"Not so," she declared vehemently. "I can not help the boy's attachment to me. She is a child, as thou hast said, and is easily comforted. Not so with maturer hearts like mine."
She put her arms about his neck, and flinging her head back, gazed at him with a heavy eye.
"O, wilt thou put me aside for Masanath? What is her little dark beauty compared to mine? How can she, who is not even a stately subject, be a stately queen? Wilt thou set the crown upon her unregal head, invest her with the royal robes, and yield thy homage to a scowl and a bitter word? And me, in whom there is no drop of unroyal blood, in whom there is all the passion of the southlands and all the fidelity of the north, thou wilt humiliate. The gods made me for thee—schooled me for thy needs and shifted the nation's history so that thou shouldst have need of me. Look upon me, Rameses. Why wilt thou thrust me aside?"
She was not dealing with Seti, or Siptah, or any other whom she had bewitched. There was no spell in the topaz eyes for Rameses. If her sorcery affected him at all, it won no more than a cursory interest in her next move.

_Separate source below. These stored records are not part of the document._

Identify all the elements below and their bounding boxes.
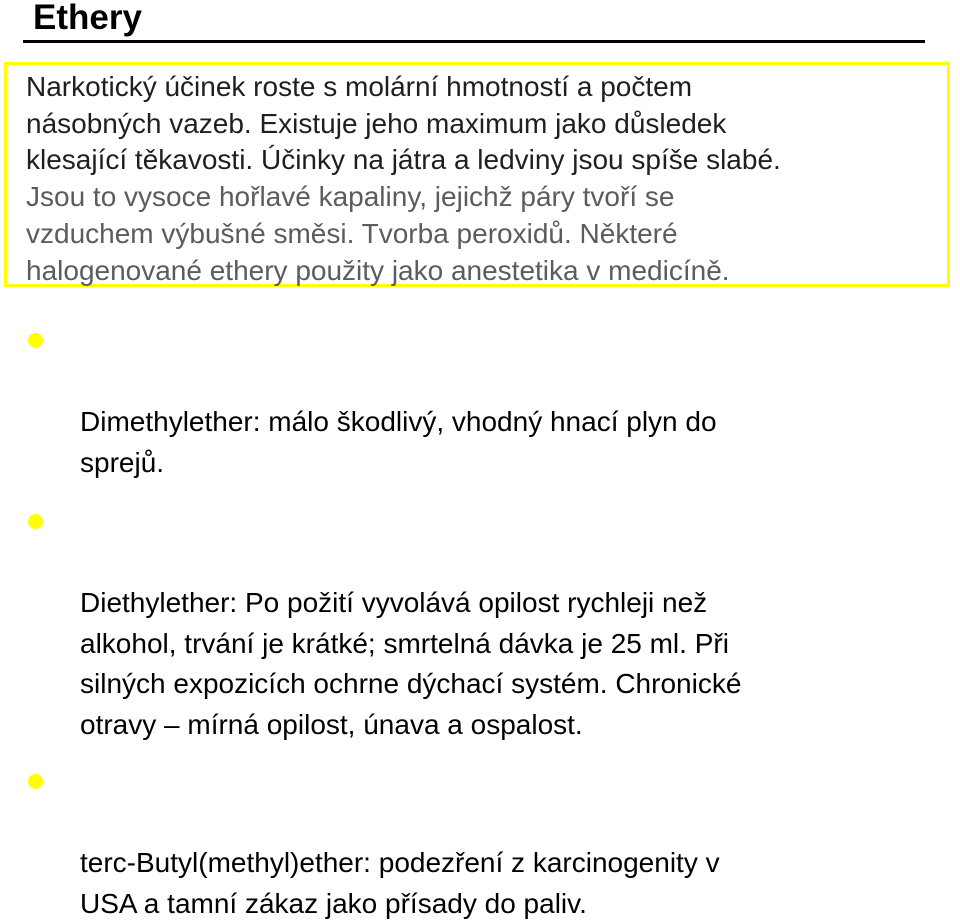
bullet-item-diethylether xyxy=(80,502,940,745)
bullet-item-mtbe xyxy=(80,762,940,924)
bullet-text: terc-Butyl(methyl)ether: podezření z karcinogenity v USA a tamní zákaz jako přísady do paliv. xyxy=(80,847,720,919)
bullet-dot-icon xyxy=(28,514,43,529)
box-text-paragraph-2: Jsou to vysoce hořlavé kapaliny, jejichž páry tvoří se vzduchem výbušné směsi. Tvorba peroxidů. Některé halogenované ethery použity jako anestetika v medicíně. xyxy=(26,181,730,286)
bullet-item-dimethylether xyxy=(80,321,940,483)
bullet-list xyxy=(0,321,960,924)
bullet-text: Dimethylether: málo škodlivý, vhodný hnací plyn do sprejů. xyxy=(80,406,717,478)
title-underline xyxy=(23,40,925,43)
bullet-dot-icon xyxy=(28,774,43,789)
highlight-box xyxy=(4,62,950,287)
bullet-dot-icon xyxy=(28,333,43,348)
slide-title: Ethery xyxy=(33,0,142,37)
bullet-text: Diethylether: Po požití vyvolává opilost rychleji než alkohol, trvání je krátké; smrtelná dávka je 25 ml. Při silných expozicích ochrne dýchací systém. Chronické otravy – mírná opilost, únava a ospalost. xyxy=(80,587,742,740)
box-text-paragraph-1: Narkotický účinek roste s molární hmotností a počtem násobných vazeb. Existuje jeho maximum jako důsledek klesající těkavosti. Účinky na játra a ledviny jsou spíše slabé. xyxy=(26,71,781,176)
highlight-box-text xyxy=(26,69,946,289)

"The night is too short to recount my reasons," he replied calmly, as he put her arms away. "But I might point out the snarling cur, Siptah, for one, and a few other comely lords of Egypt."
"What hast thou done in thy life?" she cried. "I am no more wicked than thou; thou hast found delight in others beside whom I am all innocence."
"It may be. Who knows but there is somewhat of the vulture-nostril in man, tickled with a vague taint? But, even then, the sense is fleeting, more or less as the natures of men vary. A man hath his better moments, and how shall they be entirely pure in the presence of shame? Nay, I would not mate and live for ever with mine own sins."
"Then as thou dost permit her spotlessness to cover her hate, let my love for thee hide my sins. From the first I have loved thee unasked. She is all unwon."
"Thou hast said it. She is unwon. But doth the lion prey upon the carcass? Nay. His kill must be fresh and slain by his own might. Thou didst stultify thyself by thine instant acquiescence. Come, let us make an end to this. The more said the more thou shalt have of which to accuse thyself hereafter."
But she dropped before him, her white robes cumbering his path, her arms clasping his knees.